6.4 Evolving initial weights and learning rules
6.4 初始权重与学习规则的演进
We experimented with evolving –alongside the Hebbian coefficients– the initial weights of the network rather than randomly initializing them at each episode. We do this by sampling normal noise twice (Algorithm 2, Step 5 from [44]) and computing the fitness of the resulting solution pairs (Hebbian coefficients, initial weights). Surprisingly, this does not increase the training efficiency of the agents (Fig. 9). Furthermore, we find that runs for the CarRacing environment where we co-evolve the initial conditions are more likely to stall on local optima: 2 out of 3 runs found a network with good performance (at least 800 reward), while the third run stalled on low performance (a reward of less than 100). This finding may be explained by the extra difficulty that co-evolution introduces in the ES algorithm as well as the extra lottery-ticket initial is ation of both the initial weights and the Hebbian coefficients [68]. However, other possible implementations of this system may yield better results and evolving both the connections’ Hebbian coefficients and learning rules has shown promise in smaller networks [45, 13, 66].

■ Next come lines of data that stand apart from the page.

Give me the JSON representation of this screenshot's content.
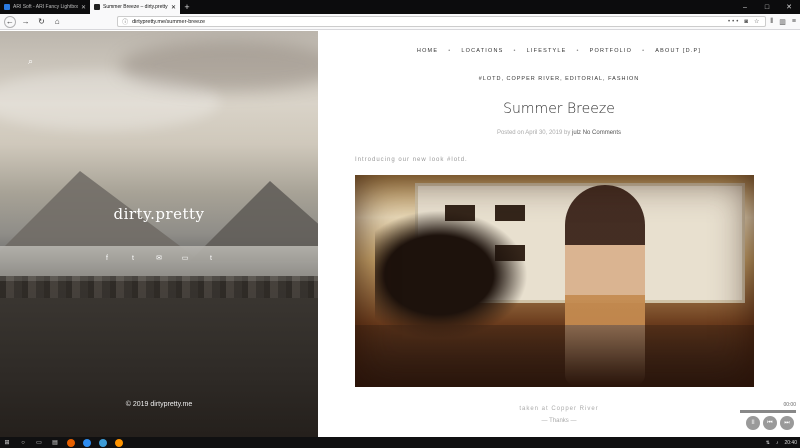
{
  "browser": {
    "tabs": [
      {
        "title": "ARI Soft - ARI Fancy Lightbox -",
        "active": false
      },
      {
        "title": "Summer Breeze – dirty.pretty",
        "active": true
      }
    ],
    "new_tab": "+",
    "url_host": "dirtypretty.me",
    "url_path": "/summer-breeze",
    "url_more": "•••",
    "window_controls": {
      "min": "–",
      "max": "□",
      "close": "✕"
    }
  },
  "sidebar": {
    "logo": "dirty.pretty",
    "copyright": "© 2019 dirtypretty.me",
    "social": [
      "f",
      "t",
      "✉",
      "▭",
      "t"
    ]
  },
  "nav": {
    "items": [
      "HOME",
      "LOCATIONS",
      "LIFESTYLE",
      "PORTFOLIO",
      "ABOUT [D.P]"
    ]
  },
  "post": {
    "categories": "#LOTD, COPPER RIVER, EDITORIAL, FASHION",
    "title": "Summer Breeze",
    "posted_on": "Posted on April 30, 2019",
    "by": "by",
    "author": "julz",
    "comments": "No Comments",
    "intro": "Introducing our new look #lotd.",
    "caption": "taken at Copper River",
    "caption2": "— Thanks —"
  },
  "player": {
    "time": "00:00",
    "buttons": [
      "II",
      "⏮",
      "⏭"
    ]
  },
  "taskbar": {
    "clock": "20:40"
  }
}
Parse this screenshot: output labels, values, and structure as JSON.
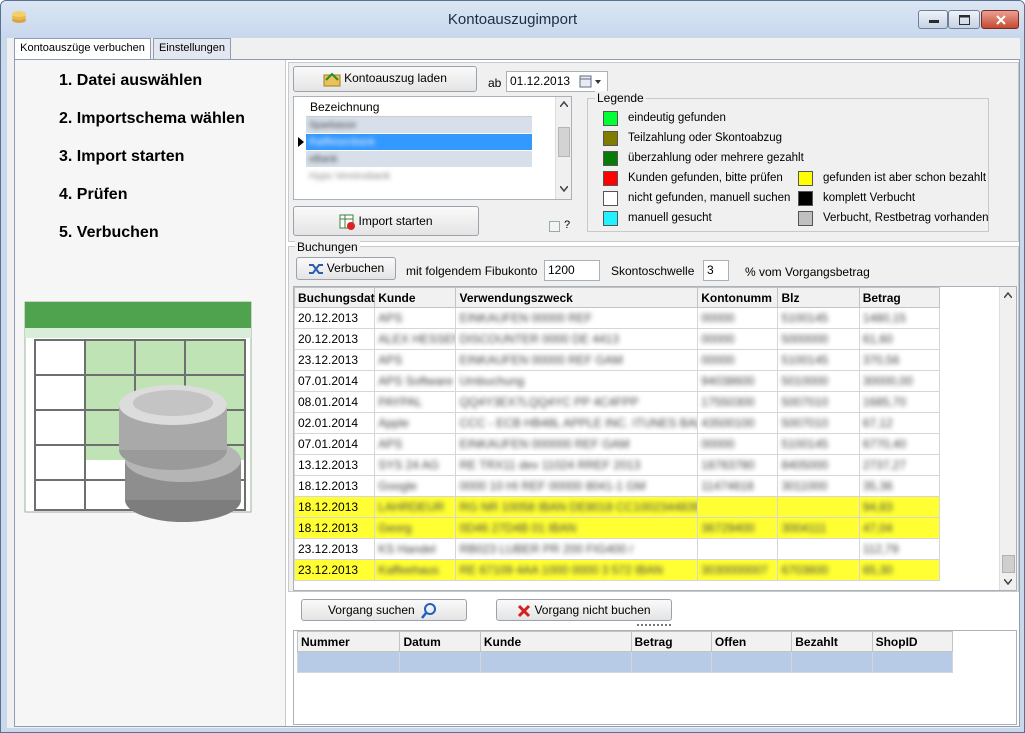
{
  "window": {
    "title": "Kontoauszugimport"
  },
  "tabs": [
    {
      "label": "Kontoauszüge verbuchen"
    },
    {
      "label": "Einstellungen"
    }
  ],
  "steps": [
    "1. Datei auswählen",
    "2. Importschema wählen",
    "3. Import starten",
    "4. Prüfen",
    "5. Verbuchen"
  ],
  "import": {
    "load_button": "Kontoauszug laden",
    "from_label": "ab",
    "from_date": "01.12.2013",
    "start_button": "Import starten",
    "checkbox_label": "?",
    "accounts_header": "Bezeichnung",
    "accounts": [
      "Sparkasse",
      "Raiffeisenbank",
      "eBank",
      "Hypo Vereinsbank"
    ]
  },
  "legend": {
    "title": "Legende",
    "left": [
      {
        "color": "#00ff33",
        "label": "eindeutig gefunden"
      },
      {
        "color": "#807c00",
        "label": "Teilzahlung oder Skontoabzug"
      },
      {
        "color": "#087a08",
        "label": "überzahlung oder mehrere gezahlt"
      },
      {
        "color": "#ff0000",
        "label": "Kunden gefunden, bitte prüfen"
      },
      {
        "color": "#ffffff",
        "label": "nicht gefunden, manuell suchen"
      },
      {
        "color": "#22f2ff",
        "label": "manuell gesucht"
      }
    ],
    "right": [
      {
        "color": "#ffff00",
        "label": "gefunden ist aber schon bezahlt"
      },
      {
        "color": "#000000",
        "label": "komplett Verbucht"
      },
      {
        "color": "#c0c0c0",
        "label": "Verbucht, Restbetrag vorhanden"
      }
    ]
  },
  "bookings": {
    "title": "Buchungen",
    "verbuchen_button": "Verbuchen",
    "fibu_label": "mit folgendem Fibukonto",
    "fibu_value": "1200",
    "skonto_label": "Skontoschwelle",
    "skonto_value": "3",
    "percent_label": "% vom Vorgangsbetrag",
    "columns": [
      "Buchungsdat",
      "Kunde",
      "Verwendungszweck",
      "Kontonumm",
      "Blz",
      "Betrag"
    ],
    "rows": [
      {
        "date": "20.12.2013",
        "kunde": "APS",
        "zweck": "EINKAUFEN 00000 REF",
        "konto": "00000",
        "blz": "5100145",
        "betrag": "1480,15",
        "hl": false
      },
      {
        "date": "20.12.2013",
        "kunde": "ALEX HESSEN",
        "zweck": "DISCOUNTER 0000 DE 4413",
        "konto": "00000",
        "blz": "5000000",
        "betrag": "61,60",
        "hl": false
      },
      {
        "date": "23.12.2013",
        "kunde": "APS",
        "zweck": "EINKAUFEN 00000 REF GAM",
        "konto": "00000",
        "blz": "5100145",
        "betrag": "370,56",
        "hl": false
      },
      {
        "date": "07.01.2014",
        "kunde": "APS Software",
        "zweck": "Umbuchung",
        "konto": "94038600",
        "blz": "5010000",
        "betrag": "30000,00",
        "hl": false
      },
      {
        "date": "08.01.2014",
        "kunde": "PAYPAL",
        "zweck": "QQ4Y3EX7LQQ4YC PP 4C4FPP",
        "konto": "17550300",
        "blz": "5007010",
        "betrag": "1685,70",
        "hl": false
      },
      {
        "date": "02.01.2014",
        "kunde": "Apple",
        "zweck": "CCC - ECB HB48L APPLE INC. ITUNES BAL",
        "konto": "43500100",
        "blz": "5007010",
        "betrag": "67,12",
        "hl": false
      },
      {
        "date": "07.01.2014",
        "kunde": "APS",
        "zweck": "EINKAUFEN 000000 REF GAM",
        "konto": "00000",
        "blz": "5100145",
        "betrag": "6770,40",
        "hl": false
      },
      {
        "date": "13.12.2013",
        "kunde": "SYS 24 AG",
        "zweck": "RE TRX11 dev 11024 RREF 2013",
        "konto": "18783780",
        "blz": "8405000",
        "betrag": "2737,27",
        "hl": false
      },
      {
        "date": "18.12.2013",
        "kunde": "Google",
        "zweck": "0000 10 HI REF 00000 8041-1 GM",
        "konto": "11474618",
        "blz": "3011000",
        "betrag": "35,36",
        "hl": false
      },
      {
        "date": "18.12.2013",
        "kunde": "LAHRDEUR",
        "zweck": "RG NR 10058 IBAN DE8018 CC1002344839",
        "konto": "",
        "blz": "",
        "betrag": "94,83",
        "hl": true
      },
      {
        "date": "18.12.2013",
        "kunde": "Georg",
        "zweck": "0D46 27D4B 01 IBAN",
        "konto": "36729400",
        "blz": "3004111",
        "betrag": "47,04",
        "hl": true
      },
      {
        "date": "23.12.2013",
        "kunde": "KS Handel",
        "zweck": "RB023 LUBER PR 200 FIG400 /",
        "konto": "",
        "blz": "",
        "betrag": "112,79",
        "hl": false
      },
      {
        "date": "23.12.2013",
        "kunde": "Kaffeehaus",
        "zweck": "RE 67109 4AA 1000 0000 3 572 IBAN",
        "konto": "3030000007",
        "blz": "6703600",
        "betrag": "65,30",
        "hl": true
      }
    ]
  },
  "search": {
    "search_button": "Vorgang suchen",
    "no_book_button": "Vorgang nicht buchen"
  },
  "orders": {
    "columns": [
      "Nummer",
      "Datum",
      "Kunde",
      "Betrag",
      "Offen",
      "Bezahlt",
      "ShopID"
    ]
  }
}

我们尝试在网络初始权重方面进行演化(与Hebbian系数同步),而不是在每轮中随机初始化。具体做法是两次采样正态噪声(算法2,步骤5来自[44]),并计算所得解对(Hebbian系数,初始权重)的适应度。令人意外的是,这并未提升智能体的训练效率(图9)。此外,我们发现CarRacing环境中共同演化初始条件的实验更容易陷入局部最优:3次运行中有2次找到了性能良好的网络(至少800奖励),而第三次运行则停滞在低性能状态(奖励不足100)。这一现象可能源于共同演化给ES算法带来的额外难度,以及初始权重与Hebbian系数双重彩票初始化机制[68]的影响。不过,该系统的其他实现方式或许能产生更好结果,且在小型网络中同时演化连接Hebbian系数与学习规则已展现出潜力[45, 13, 66]。

Figure 9: Training curves of the Hebbian networks for the quadruped environments. We show that initializing the network with random weights at each episode and co-evolving the initial weights lead to similar results. Curves are averaged over three evolutionary runs.
图 9: 四足机器人环境中赫布网络 (Hebbian networks) 的训练曲线。实验表明,在每轮训练中随机初始化网络权重并协同进化初始权重可获得相似结果。曲线为三次进化运行的平均值。

Figure 10: Distribution of Hebbian coefficients for the Hebbian network solutions of the quadrupeds (left) and the racing car (right).
图 10: 四足机器人(左)和赛车(右)的赫布网络解中赫布系数分布。